Coyote TalkingIssue 20: September/October 2016

Tucson and its borderlands terroir got some delicious media attention during the dog days of August. Within the space of a week, two of the nation’s largest newspapers published glowing stories about Tucson’s food scene and its recent designation as the only UNESCO City of Gastronomy in the United States.

For several hours, our fair city was literally front and center on the New York Times’ website with the headline “Tucson Becomes an Unlikely Food Star,” followed the next day in print with a huge spread on the front page of the Food section, with nearly a dozen photos, including one of eBA’s editor Megan Kimble shopping at the Heirloom Farmers’ Market at Rillito Park. ¡Híjole!

And just days before that, USA Today gushed about our restaurants, brewers, and distillers—almost all of them regular Edible Baja Arizona supporters and story subjects during the last three years.

In both stories, the writers began to understand what makes our gastronomic terrain worth special recognition. As quoted in the Times’ piece, Megan Kimble said: “Tucson has really figured out the connection game.” That sentiment was echoed by other sources in both stories. The Times story also prominently featured Edible Baja Arizona: “[Kimble] pointed to strong advertiser and reader support for the magazine as just one example of the love people have for local food in this city of about 500,000. The magazine consistently has more advertising pages than any of the other 90 published under the Edible Communities umbrella in the United States and Canada, said Nancy Brannigan Painter, the executive director of Edible Communities.” Take a bow, Edible Baja Arizona advertisers and readers!screencapture-nytimes-coyote-talking

All of us who live, eat, cook, produce food, and work diligently to create connections in Tucson can be proud that the UNESCO designation is bringing international attention to Baja Arizona. It’s just the beginning of what we can do together to craft a vibrant, diverse, and prosperous local food economy.

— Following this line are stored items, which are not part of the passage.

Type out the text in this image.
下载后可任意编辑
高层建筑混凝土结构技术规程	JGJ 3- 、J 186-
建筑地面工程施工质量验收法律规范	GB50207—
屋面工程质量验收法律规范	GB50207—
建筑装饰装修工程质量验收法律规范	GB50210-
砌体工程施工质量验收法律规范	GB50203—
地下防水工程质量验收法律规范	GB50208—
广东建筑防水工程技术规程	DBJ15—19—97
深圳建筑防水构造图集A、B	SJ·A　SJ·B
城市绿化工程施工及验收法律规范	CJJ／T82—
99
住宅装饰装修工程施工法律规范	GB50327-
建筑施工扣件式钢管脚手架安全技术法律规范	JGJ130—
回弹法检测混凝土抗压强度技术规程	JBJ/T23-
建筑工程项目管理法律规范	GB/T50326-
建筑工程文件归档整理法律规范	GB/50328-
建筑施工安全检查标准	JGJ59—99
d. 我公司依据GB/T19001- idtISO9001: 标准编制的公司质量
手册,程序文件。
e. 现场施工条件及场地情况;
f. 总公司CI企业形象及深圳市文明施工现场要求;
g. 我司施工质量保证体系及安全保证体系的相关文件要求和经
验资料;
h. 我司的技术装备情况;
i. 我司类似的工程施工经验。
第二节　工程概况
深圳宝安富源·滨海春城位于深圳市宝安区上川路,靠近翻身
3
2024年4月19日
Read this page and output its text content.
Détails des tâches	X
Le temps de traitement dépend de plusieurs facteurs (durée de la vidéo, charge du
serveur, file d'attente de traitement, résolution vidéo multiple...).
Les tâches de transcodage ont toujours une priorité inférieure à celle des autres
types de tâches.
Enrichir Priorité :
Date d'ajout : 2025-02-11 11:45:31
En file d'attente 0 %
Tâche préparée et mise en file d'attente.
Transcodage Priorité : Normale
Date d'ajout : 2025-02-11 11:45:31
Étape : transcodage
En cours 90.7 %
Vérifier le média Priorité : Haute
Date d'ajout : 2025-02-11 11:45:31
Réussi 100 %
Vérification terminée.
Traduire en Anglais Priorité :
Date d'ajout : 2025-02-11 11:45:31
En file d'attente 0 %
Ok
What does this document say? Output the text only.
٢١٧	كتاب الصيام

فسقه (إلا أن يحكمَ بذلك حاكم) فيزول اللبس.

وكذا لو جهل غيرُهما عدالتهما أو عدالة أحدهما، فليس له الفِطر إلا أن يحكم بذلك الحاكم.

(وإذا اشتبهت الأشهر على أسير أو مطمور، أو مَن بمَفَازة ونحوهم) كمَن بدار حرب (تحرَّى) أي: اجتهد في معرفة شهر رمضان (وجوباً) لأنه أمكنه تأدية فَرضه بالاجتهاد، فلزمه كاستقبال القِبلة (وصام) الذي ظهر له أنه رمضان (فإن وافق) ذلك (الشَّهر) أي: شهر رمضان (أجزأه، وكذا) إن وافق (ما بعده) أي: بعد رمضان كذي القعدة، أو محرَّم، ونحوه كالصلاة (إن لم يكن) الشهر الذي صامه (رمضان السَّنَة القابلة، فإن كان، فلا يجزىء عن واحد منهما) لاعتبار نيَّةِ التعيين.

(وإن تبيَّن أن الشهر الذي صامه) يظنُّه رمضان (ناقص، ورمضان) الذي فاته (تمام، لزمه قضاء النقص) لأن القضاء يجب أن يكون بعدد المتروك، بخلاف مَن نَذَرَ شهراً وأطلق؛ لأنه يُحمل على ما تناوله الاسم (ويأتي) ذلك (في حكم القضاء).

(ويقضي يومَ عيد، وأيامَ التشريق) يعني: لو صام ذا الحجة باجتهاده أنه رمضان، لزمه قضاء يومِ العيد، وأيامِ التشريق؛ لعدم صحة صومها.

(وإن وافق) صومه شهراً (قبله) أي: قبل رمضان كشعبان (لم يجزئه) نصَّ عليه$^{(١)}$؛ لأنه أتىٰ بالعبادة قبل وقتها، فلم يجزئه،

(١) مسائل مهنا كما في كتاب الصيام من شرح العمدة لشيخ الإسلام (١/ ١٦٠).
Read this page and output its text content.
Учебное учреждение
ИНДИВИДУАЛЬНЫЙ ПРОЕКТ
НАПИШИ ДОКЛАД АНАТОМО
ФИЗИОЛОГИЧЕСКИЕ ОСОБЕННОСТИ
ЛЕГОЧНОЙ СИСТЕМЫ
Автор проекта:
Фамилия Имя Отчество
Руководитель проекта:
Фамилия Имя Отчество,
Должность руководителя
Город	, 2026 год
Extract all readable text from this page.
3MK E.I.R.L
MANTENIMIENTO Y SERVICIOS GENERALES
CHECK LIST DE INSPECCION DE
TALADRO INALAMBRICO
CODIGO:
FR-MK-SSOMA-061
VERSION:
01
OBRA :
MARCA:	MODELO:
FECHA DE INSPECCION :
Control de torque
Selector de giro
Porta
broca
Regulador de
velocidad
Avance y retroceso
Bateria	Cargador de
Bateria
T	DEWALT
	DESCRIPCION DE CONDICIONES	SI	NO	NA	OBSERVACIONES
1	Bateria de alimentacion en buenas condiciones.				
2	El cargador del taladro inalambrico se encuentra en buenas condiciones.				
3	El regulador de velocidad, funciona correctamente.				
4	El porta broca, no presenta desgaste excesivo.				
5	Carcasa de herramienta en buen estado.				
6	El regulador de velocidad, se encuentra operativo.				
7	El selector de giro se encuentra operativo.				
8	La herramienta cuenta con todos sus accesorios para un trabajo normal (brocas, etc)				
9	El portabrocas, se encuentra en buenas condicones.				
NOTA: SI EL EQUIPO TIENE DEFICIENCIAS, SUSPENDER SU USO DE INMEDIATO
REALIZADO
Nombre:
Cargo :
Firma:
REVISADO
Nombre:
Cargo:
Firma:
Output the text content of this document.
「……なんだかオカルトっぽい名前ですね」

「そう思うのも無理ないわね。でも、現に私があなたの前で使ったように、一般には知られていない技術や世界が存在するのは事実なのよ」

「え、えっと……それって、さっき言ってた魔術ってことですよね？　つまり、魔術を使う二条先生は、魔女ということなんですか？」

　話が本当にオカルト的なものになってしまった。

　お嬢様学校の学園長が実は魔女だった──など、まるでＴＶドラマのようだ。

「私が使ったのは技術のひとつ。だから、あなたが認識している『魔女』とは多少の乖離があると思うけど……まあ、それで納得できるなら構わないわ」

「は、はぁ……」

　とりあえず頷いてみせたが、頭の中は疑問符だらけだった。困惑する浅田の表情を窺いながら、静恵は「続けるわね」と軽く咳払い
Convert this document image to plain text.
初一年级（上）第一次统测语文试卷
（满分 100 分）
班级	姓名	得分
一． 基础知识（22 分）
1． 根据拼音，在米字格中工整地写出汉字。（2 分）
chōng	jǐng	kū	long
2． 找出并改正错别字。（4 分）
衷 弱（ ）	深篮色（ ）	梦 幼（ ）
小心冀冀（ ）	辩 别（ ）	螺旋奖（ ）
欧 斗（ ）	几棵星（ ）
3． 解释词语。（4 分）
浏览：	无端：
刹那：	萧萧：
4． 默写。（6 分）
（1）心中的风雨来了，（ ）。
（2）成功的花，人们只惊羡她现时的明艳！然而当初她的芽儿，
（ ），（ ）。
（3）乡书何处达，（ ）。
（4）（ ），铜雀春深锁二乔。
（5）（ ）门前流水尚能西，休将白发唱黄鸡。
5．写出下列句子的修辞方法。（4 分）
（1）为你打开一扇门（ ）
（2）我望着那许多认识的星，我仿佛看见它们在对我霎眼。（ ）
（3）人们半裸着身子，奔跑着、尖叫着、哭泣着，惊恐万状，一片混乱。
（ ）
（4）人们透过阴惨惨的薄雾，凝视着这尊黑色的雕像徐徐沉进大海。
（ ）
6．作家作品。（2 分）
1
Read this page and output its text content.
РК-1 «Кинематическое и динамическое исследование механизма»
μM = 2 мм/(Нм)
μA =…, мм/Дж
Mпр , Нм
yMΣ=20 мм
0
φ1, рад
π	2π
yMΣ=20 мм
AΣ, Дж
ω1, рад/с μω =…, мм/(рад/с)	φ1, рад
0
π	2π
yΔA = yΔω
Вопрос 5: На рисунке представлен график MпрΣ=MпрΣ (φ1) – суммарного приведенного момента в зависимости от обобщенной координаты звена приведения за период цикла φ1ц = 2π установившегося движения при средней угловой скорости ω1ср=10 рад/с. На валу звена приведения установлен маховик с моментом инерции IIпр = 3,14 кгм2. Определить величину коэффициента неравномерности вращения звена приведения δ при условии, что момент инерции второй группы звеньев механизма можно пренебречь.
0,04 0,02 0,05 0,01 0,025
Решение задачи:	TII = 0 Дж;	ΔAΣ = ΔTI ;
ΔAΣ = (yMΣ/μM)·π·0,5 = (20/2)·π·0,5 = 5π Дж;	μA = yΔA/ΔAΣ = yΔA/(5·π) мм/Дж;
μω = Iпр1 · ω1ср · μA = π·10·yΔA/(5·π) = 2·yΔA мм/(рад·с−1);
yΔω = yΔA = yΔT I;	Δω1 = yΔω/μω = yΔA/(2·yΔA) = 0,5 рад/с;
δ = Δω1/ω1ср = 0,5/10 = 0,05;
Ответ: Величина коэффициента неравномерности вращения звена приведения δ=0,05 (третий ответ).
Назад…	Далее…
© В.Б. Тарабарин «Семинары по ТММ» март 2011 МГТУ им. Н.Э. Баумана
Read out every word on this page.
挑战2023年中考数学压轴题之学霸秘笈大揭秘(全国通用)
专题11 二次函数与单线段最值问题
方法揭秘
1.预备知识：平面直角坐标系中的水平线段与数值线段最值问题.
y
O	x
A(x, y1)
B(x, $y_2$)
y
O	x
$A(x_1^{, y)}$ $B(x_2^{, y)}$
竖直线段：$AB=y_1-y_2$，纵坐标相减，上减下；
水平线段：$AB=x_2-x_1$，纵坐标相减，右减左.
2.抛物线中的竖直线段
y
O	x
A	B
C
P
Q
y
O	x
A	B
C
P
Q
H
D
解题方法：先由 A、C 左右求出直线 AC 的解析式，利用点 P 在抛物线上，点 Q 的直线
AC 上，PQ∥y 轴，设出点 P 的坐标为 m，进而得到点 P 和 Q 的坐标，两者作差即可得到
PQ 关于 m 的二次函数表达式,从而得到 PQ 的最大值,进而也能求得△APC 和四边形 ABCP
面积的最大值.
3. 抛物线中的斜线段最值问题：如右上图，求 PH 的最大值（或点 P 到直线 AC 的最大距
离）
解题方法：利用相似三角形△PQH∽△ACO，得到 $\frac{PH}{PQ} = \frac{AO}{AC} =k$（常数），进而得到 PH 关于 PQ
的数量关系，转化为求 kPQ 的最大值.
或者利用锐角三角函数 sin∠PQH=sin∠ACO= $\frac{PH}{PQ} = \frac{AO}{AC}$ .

A staff note: Kate Kretschmann, whose title of Business Coordinator is shorthand for The Person Who Handles Every Little Detail—of Which There are Hundreds—with Aplomb and Good Humor, has been an invaluable addition to the eBA team. Managing nearly 200 advertising partner relationships, more than 1,000 subscribers, and the myriad and minute details entailed with publishing a top quality magazine every eight weeks is a mammoth task. As the central hub for all business data and interactions, Kate has worked tirelessly and with alacrity to organize and improve systems that make life better for everyone involved with this project—and for this we are profoundly grateful!

This twentieth issue is full of wonderful surprises, with some new voices and feature stories that you can sink your teeth into.

Being a farmer is often an impossibly difficult endeavor. Being a woman and a farmer can be even more daunting. But as Debbie Weingarten writes in her feature on female farmers, women are increasingly “becoming the change-makers and innovators of small-scale agriculture.” And yet, it’s a tough row to hoe, with “female farmers fighting to be taken seriously in a field that still views women as an anomaly.” Another excellent reason to make it a point get to know your farmer—male or female—and support them by patronizing farmers’ markets, CSAs, and seeking out genuine local sources at retail grocers.

The importance of trees in a hot and arid place like Tucson can’t be overstated. Lisa O’Neill’s feature on edible trees introduces you to the good work of LEAF (Linking Edible Arizona Forests), an organization that “encourages and promotes the planting, care, harvesting, and celebration of edible trees, including native and cultivated species that yield fruit, pods, nuts and other products for people, wildlife and the environment.” And you’ll meet others who are helping to grow an edible forest in this desert environment. Plant a tree—and its water—today!

As always, there is much more to discover in these pages. Please enjoy and celebrate the connections that make Baja Arizona such a magical and inspiring place. We’ll see you around the table. ¡Salud!